In Partnership with Simply Business
1st in a series of articles exploring how to make 2019 your business’s best year yet.
By Rieva Lesonsky
Getting your business in shape for a successful 2019 starts with cash flow. If your business is a seasonal one, such as a landscaping company, home remodeling or construction business where work slows down during the winter months, year-end cash flow planning is especially important.
Without positive cash flow, you won’t have the working capital you need to finance your operations, pay your vendors, or meet payroll during the slow season.
Getting a grip on your cash flow
A cash flow statement tracks money coming into your business (customer payments, interest, etc.) and going out of your business (payroll, payables, materials, etc.). When you’ve got more money going out than coming in your cash flow is negative—and that’s not a good thing. Your goal is to maintain positive cash flow throughout your slow season so you can meet your obligations.
Develop a cash flow forecast for the next 12 months. Review your financial statements from the prior year, as well as your sales forecasts for the next 12 months, to develop a projection of your cash flow going forward.
Using the cash flow forecast, look for potential problems. For instance, do you have a huge loan payment coming due the same month your business slows to a halt? Do you have a big construction job starting in April using materials that need to be ordered in February to arrive in time?
Figure out how to reduce expenses and accelerate your income so you’ll have a “cushion” for the slow season. Here are some ideas:
- Start now to set aside cash for the slow season.
- Go over your monthly expenses to see which can be cut or eliminated altogether. Are you paying for subscriptions or memberships you no longer use?
- Ask if your suppliers are willing to extend better credit terms during your slow season.
- Aggressively pursue outstanding invoices. Follow up as soon as payment is due.

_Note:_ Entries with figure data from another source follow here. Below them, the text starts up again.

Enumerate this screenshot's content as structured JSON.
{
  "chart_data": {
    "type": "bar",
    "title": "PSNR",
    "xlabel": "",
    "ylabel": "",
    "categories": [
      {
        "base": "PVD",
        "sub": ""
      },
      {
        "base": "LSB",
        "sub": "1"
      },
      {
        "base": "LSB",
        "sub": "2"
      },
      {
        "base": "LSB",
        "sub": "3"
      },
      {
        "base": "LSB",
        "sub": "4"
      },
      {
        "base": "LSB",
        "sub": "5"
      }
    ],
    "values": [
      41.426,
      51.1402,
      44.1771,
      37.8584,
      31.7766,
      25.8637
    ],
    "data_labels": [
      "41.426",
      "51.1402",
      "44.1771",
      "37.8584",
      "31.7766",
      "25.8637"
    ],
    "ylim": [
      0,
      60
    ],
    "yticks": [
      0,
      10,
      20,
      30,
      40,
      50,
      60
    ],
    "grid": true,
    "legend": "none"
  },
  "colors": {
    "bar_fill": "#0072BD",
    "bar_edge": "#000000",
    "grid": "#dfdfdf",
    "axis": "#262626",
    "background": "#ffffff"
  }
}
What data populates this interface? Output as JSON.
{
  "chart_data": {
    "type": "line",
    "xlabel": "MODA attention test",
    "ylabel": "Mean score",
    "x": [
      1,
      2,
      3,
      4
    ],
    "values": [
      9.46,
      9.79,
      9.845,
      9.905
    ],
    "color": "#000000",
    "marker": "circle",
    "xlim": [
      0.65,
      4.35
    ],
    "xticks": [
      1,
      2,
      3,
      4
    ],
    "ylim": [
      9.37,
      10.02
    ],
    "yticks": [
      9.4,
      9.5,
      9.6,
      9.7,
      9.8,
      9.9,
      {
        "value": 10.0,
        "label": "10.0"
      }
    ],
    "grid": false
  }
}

- Be persistent in reaching out to late-paying or non-paying customers. See if you can work out a payment plan or get partial payment.
- Figure out ways to quickly generate cash from customers. Could you request partial payment or deposits upfront for future projects, for instance?
- Expand your services or your customer base to bring in more income. For example, your lawn-care customers don’t need your services in the dead of winter—but they do need snowplow or driveway-clearing services. Can you offer those? If you normally do landscaping for commercial properties, how about providing and maintaining indoor plants for offices?
- Offer off-season discounts. Generate cash flow by giving customers special deals on services such as pre-season inspections or end-of-season maintenance. If you own an HVAC company, offer a discount for customers who have their furnaces serviced before the cold weather hits.
Monitor your cash flow closely
If you use an online accounting software program such as QuickBooks, it’s easy to generate cash flow statements. Review your statements weekly (or even more often) as your slow season approaches. Compare your actual cash flow statement to your cash flow forecast, and adjust your plans accordingly. The sooner you spot a possible cash shortage, the sooner you can deal with it by tapping into your working capital sources.
Look at your cash flow forecast to pinpoint when additional working capital will be needed, and develop a backup plan for getting it. (Remember, the best time to apply for business financing is before you actually need it.)
You should always match the financing method to its purpose. In other words, if you need working capital to get you through a three-month slow season, don’t take out a long-term loan that you have to pay back over three years. Instead, look for short-term loans or alternative financing methods such as a business line of credit, invoice/accounts receivable financing, factoring, or business credit cards.
You may never need to use these financing options—but having them available will put you in a better position to weather the winter and deal with any financial ups and downs.